During the c-section, I didn’t feel anything other than pressure and pulling. I was doing everything I could to wake up. I thought I was having the worst nightmare of my life, but I could not wake up from it. Very shortly after everything started, I heard the softest, high-pitched cry from the other side of the curtain that had been placed in front of me. I am still astounded that I was able to hear it with everything going on. I heard her cries two more times as they worked on her. Soon after, she was wheeled out to the NICU. Before leaving the OR, they wheeled her to Dave and me so we could see her. We obviously knew she would be tiny, but I was not prepared for how tiny she would actually be. I can say for certain that I had never seen a baby so small.
The rest of my surgery was pretty uneventful. I don’t remember much about the next several hours at all, really. I know Dave called our parents, but I don’t remember any of it. Dave also went to the NICU to see Jillian. I don’t remember him leaving, but I do remember him showing me pictures of her that he’d taken on my phone. Eventually I was moved to another floor, and I was wheeled on a bed into the NICU so we could see Jillian. I have to admit that I was terrified by what I saw despite seeing pictures of her ahead of time. In addition to the countless tubes and wires, Jillian’s skin was discolored (she was black and blue all over her tiny body). That said, she was the most perfect thing I’d ever seen. My heart ached liked I’d never felt before. I wanted nothing more than to hold her against me and talk to her, We did get to touch her, but I was terrified that I would hurt her.
By the time we got to my new room, it was after two in the morning. We tried to sleep, but I was too terrified to close my eyes. I spent the rest of the night watching the most boring shows I’ve ever seen about dangerous roads around the world. It was my only option, though, because literally everything else on TV involved babies, pregnant women, or death.

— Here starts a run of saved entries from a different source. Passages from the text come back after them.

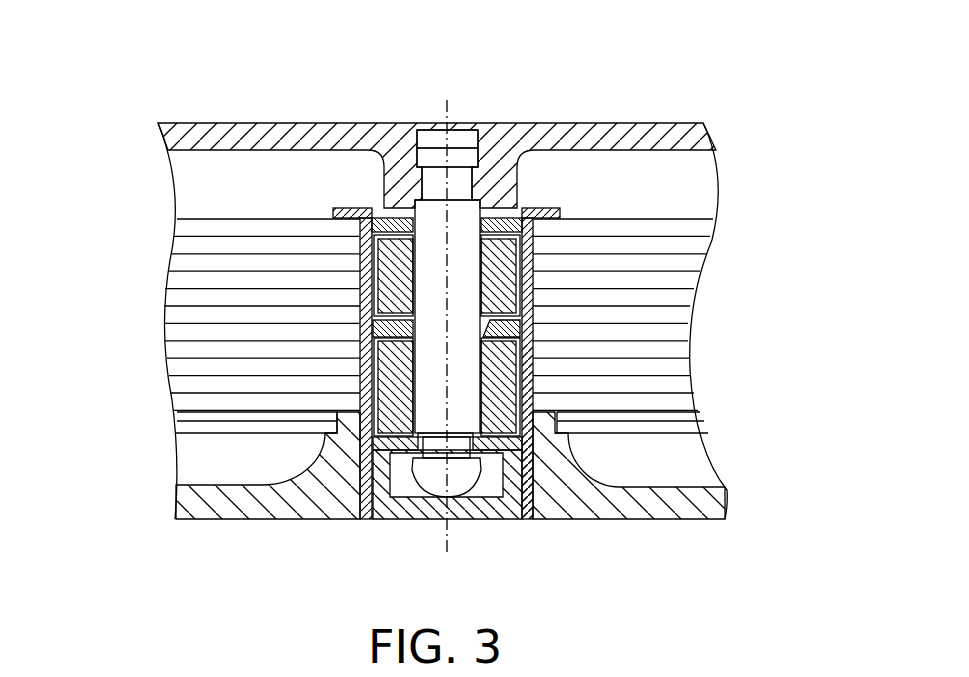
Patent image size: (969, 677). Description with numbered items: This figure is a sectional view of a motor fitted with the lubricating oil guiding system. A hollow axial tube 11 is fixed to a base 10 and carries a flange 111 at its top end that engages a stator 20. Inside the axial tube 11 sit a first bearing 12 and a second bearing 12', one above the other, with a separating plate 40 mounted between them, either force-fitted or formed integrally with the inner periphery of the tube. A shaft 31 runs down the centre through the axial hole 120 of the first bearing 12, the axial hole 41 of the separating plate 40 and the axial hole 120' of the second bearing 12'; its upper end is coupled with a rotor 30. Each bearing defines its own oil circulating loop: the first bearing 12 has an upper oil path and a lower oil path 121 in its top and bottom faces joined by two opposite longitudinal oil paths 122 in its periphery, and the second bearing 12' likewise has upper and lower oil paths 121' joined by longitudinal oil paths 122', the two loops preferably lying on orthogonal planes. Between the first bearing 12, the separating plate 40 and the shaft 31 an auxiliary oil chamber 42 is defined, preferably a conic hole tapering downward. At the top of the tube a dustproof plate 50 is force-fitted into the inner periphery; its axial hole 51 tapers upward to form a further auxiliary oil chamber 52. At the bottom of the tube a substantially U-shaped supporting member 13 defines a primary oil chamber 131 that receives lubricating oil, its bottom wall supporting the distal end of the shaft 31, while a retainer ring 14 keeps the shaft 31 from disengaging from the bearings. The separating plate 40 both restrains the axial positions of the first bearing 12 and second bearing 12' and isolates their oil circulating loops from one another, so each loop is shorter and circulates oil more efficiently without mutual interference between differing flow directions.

The base 10 is at (198, 536).
The axial tube 11 is at (533, 519).
The first bearing 12 is at (583, 368).
The second bearing 12' is at (657, 432).
The supporting member 13 is at (425, 513).
The retainer ring 14 is at (533, 463).
The stator 20 is at (146, 271).
The rotor 30 is at (190, 115).
The shaft 31 is at (457, 219).
The separating plate 40 is at (290, 354).
The axial hole 41 is at (413, 336).
The auxiliary oil chamber 42 is at (488, 320).
The dustproof plate 50 is at (415, 232).
The axial hole 51 is at (419, 165).
The auxiliary oil chamber 52 is at (403, 213).
The flange 111 is at (337, 207).
The axial hole 120 is at (519, 197).
The axial hole 120' is at (397, 468).
The upper and lower oil paths 121 is at (581, 279).
The upper and lower oil paths 121' is at (582, 372).
The longitudinal oil paths 122 is at (658, 231).
The longitudinal oil paths 122' is at (639, 387).
The primary oil chamber 131 is at (492, 513).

I did start to nod off a few times, but when I did, I would either start reliving the c-section or I would hear a baby cry down the hall, which pretty much ripped my heart out (I have since been moved to another floor, thankfully).
There are a million more details that I want to write, but I need to take a break for now. Jillian is hanging in there so far. We hopefully have a very, very long road ahead of us. While it’s terrifying to know that our baby may be in the NICU until at least the end of March, it’s even more terrifying to think of the possibility of her not being there. We’re trying to stay positive, but it isn’t easy, and we’re also afraid to get our hopes up, even though hope is all we have at this point. I’ll post about this separately, but I will say that Dave and I are both astounded by the outpouring of love, support, and prayers we’ve received from friends, family, and total strangers.